Conclusions: The present study demonstrates that acute MI transiently increases the generation of cardiac EVs characterized as both exosomes and microvesicles, originating mainly from cardiomyocytes and endothelial cells. EVs accumulating in the ischemic myocardium are rapidly taken up by infiltrating monocytes and regulate local inflammatory responses.

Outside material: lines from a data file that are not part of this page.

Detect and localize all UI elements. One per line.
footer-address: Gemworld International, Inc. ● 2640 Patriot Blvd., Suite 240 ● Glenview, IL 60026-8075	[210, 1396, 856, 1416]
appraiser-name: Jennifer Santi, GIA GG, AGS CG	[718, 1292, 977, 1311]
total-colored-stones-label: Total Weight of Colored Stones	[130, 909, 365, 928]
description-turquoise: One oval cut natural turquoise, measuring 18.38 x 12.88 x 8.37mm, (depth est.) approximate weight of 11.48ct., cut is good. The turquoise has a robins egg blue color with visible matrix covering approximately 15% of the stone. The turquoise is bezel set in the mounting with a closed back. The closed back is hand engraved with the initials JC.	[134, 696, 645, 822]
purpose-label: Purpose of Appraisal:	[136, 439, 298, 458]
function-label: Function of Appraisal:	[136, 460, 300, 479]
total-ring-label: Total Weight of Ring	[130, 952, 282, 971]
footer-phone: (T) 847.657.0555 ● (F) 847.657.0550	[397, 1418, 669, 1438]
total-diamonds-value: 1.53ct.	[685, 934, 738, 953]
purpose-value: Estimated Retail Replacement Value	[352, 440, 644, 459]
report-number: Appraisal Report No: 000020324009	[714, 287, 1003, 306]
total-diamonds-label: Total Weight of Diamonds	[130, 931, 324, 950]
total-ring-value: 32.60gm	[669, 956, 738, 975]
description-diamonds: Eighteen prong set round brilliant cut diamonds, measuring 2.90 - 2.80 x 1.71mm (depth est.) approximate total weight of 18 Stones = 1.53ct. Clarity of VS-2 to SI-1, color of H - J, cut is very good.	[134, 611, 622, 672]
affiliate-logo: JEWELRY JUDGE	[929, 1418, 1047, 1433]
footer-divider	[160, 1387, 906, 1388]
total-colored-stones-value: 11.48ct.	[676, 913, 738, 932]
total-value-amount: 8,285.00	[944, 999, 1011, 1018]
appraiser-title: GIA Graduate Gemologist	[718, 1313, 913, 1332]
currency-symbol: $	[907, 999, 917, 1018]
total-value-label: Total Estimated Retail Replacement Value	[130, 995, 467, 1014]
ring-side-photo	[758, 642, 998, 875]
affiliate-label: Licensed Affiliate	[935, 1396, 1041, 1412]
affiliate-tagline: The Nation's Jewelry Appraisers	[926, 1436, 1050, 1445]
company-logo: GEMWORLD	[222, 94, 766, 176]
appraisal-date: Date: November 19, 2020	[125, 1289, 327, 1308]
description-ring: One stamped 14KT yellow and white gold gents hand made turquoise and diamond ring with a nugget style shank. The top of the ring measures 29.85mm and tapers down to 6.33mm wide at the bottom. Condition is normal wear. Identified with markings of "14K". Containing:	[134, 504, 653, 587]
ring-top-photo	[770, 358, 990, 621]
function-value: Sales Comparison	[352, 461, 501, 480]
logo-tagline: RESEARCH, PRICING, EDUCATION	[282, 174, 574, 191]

Keywords: exosomes; humans; inflammation; myocardial infarction; myocytes, cardiac.

Figure 1.

Cardiac extracellular vesicles (EVs) are transiently released in response to myocardial infarction (MI) in mice and originate mainly from cardiomyocyte. A, Typical representative electronic microscopy of large EVs (lEVs). B, Representative size distribution analysis by tunable resistive pulse sensing (TRPS) of lEVs from ischemic and sham murine cardiac tissue 24 h postligation. C, lEVs release during 72 h after the onset of ischemia in sham (open circles) and MI mice (dark circles). D, Typical representative electronic microscopy of small EVs (sEVs). E, Representative size distribution analysis by TRPS of sEVs from ischemic and sham murine cardiac tissue 24 h postligation. F, sEVs release during 72 h after the onset of ischemia in shams (open circles) and MI mice (dark circles). G, Cellular origin of lEVs isolated from infarcted hearts 24 h postligation. H, Representative Western blots for Hsc70 and troponin T in ischemic left ventricle (LV) in lEV and sEVs derived from sham and MI. I, Representative Western blots for Hsc70, CD63, and CD9 in ischemic LV and sEVs. J, CD63 levels measured using integrated magnetic–electrochemical exosome and normalized to EV concentrations per tissue weight. Data are mean±SEM. n=4 to 7 animals per time point. ND indicates not detectable. **P<0.01 vs corresponding sham, *P<0.05 vs sham, †P<0.05 vs lEVs.

Figure 2.

Cardiac extracellular vesicles (EVs) are engulfed by monocytes and shape the inflammatory response. A–C, Infiltration of neutrophils (Neutro; A), monocytes (Mono; B), and lymphocytes (Lympho; C) in sham (open circles) and myocardial infarction mice (dark circles) for 72 h after coronary artery ligation. Data are mean±SEM. n=4 to 7 animals per time point. **P<0.01 vs corresponding sham-operated mice at the same time point. D, Representative images of engulfment of GFP⁺ material by infiltrating immune cells (CD45⁺/CD11b⁺ leukocytes were gated on F4/80⁻ monocytes and then further stratified by Ly6G and Ly6C expression) and (E) corresponding quantification. Data are mean±SEM. n=4 animals. *P<0.05 vs GFP+ cardiac neutrophils, ††P<0.01 vs GFP+ cardiac T lymphocytes. F–H, IL-6, CCL2, and CCL7 release by monocytes stimulated with cardiac-derived large (lEVs) or small EVs (sEVs). Data are mean±SEM. n=4 to 11 per experimental conditions. *P<0.05, **P<0.01 vs saline control.

Figure 3.

Intracardiac extracellular vesicles (EVs) in human myomectomy biopsies. A, Typical representative electronic microscopy of cardiac EVs from human biopsies indicating the presence of large (lEVs) and small EVs (sEVs). B, Representative size distribution analysis by tunable resistive pulse sensing (TRPS) of lEVs (in white) and sEVS (in grey). C, M-mode analysis of both lEVs and sEVs. D, EV concentration determined by TRPS. Data are mean±SEM. n=4 samples per fraction. *P<0.05 vs lEVs.